Posts: 5,786   +3,993
Another thing about this is that how much compute power do these things actually NEED? These things need to move slow for reliability reasons ANYWAY and transmitting the type of data these things are going to collect doesn't take that much power. It already sent 1080p video back so how much more power do we actually need? I'm sure the minds at NASA would be great at optimizing code instead of programs today that rely on raw horsepower. Why spend resources optimizing code when you can count on a 50-70% increase in hardware performance every year?

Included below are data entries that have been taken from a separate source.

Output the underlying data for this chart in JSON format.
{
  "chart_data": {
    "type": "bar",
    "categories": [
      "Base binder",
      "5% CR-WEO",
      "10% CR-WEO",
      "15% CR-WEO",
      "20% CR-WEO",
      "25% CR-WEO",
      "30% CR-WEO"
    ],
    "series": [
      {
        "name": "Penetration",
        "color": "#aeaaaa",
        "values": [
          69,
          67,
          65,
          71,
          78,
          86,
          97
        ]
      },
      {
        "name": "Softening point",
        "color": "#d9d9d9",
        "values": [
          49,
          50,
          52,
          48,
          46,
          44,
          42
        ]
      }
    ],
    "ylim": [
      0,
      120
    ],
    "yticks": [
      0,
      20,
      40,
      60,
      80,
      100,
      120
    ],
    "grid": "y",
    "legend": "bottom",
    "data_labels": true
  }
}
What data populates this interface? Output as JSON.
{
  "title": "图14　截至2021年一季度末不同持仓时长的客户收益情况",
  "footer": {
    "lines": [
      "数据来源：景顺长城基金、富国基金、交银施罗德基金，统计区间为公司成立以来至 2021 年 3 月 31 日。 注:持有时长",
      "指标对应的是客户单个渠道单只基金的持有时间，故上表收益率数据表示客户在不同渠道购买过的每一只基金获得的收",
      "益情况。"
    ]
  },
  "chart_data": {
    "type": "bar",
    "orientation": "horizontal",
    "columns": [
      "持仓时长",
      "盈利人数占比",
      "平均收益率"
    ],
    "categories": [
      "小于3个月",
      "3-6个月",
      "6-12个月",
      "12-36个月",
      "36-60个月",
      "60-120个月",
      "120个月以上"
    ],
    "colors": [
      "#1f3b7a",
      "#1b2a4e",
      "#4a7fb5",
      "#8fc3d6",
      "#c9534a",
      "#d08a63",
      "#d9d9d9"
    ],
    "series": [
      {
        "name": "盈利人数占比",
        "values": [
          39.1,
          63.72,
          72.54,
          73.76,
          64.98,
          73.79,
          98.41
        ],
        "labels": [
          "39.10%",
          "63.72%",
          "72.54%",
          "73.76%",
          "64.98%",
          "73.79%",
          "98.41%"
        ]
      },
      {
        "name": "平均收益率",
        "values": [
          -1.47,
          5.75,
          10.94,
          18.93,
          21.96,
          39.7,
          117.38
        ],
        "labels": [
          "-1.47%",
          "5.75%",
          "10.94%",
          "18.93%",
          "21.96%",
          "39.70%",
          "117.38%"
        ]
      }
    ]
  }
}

Optimizing code goes a LONG way but is expensive to do. In something like this where money is essentially no object the budget is there to optimize the code
Some of the optimized code depends on hardware advancements such as SIMD, and similar CPU instruction sets, which are built into modern processors. In cases where software would benefit from the hardware optimizations and developers do not use it - shame on them. The hardware enhancements are far faster than what software optimization would be able to accomplish on its own.
 

ChrisH1

Posts: 158   +73
When Tesla was looking at the cost of radios they found the cost of a radiation-hardened one was about $50,000. But things have moved on since those standards were established, and they found that modern components sourced from Radio Shack performed about the same as older radiation hardened ones when subjected to radiation, and they were able to build an equivalent much cheaper.
 

J spot

Posts: 237   +158
This is not surprising. New Horizons flew by Pluto powered by a PlayStation one CPU. Though I think it was running slightly faster at around 37 Mhz. I don't feel like Googling.
 

Markoni35

Posts: 1,025   +409
You could control an Airbus A380 using a cheap micro-controller. CPUs calculate fast, physical things move slowly. Also, don't forget that 1998 is one year AFTER a computer already beat world's best chess player. Not using a PowerPC, but still.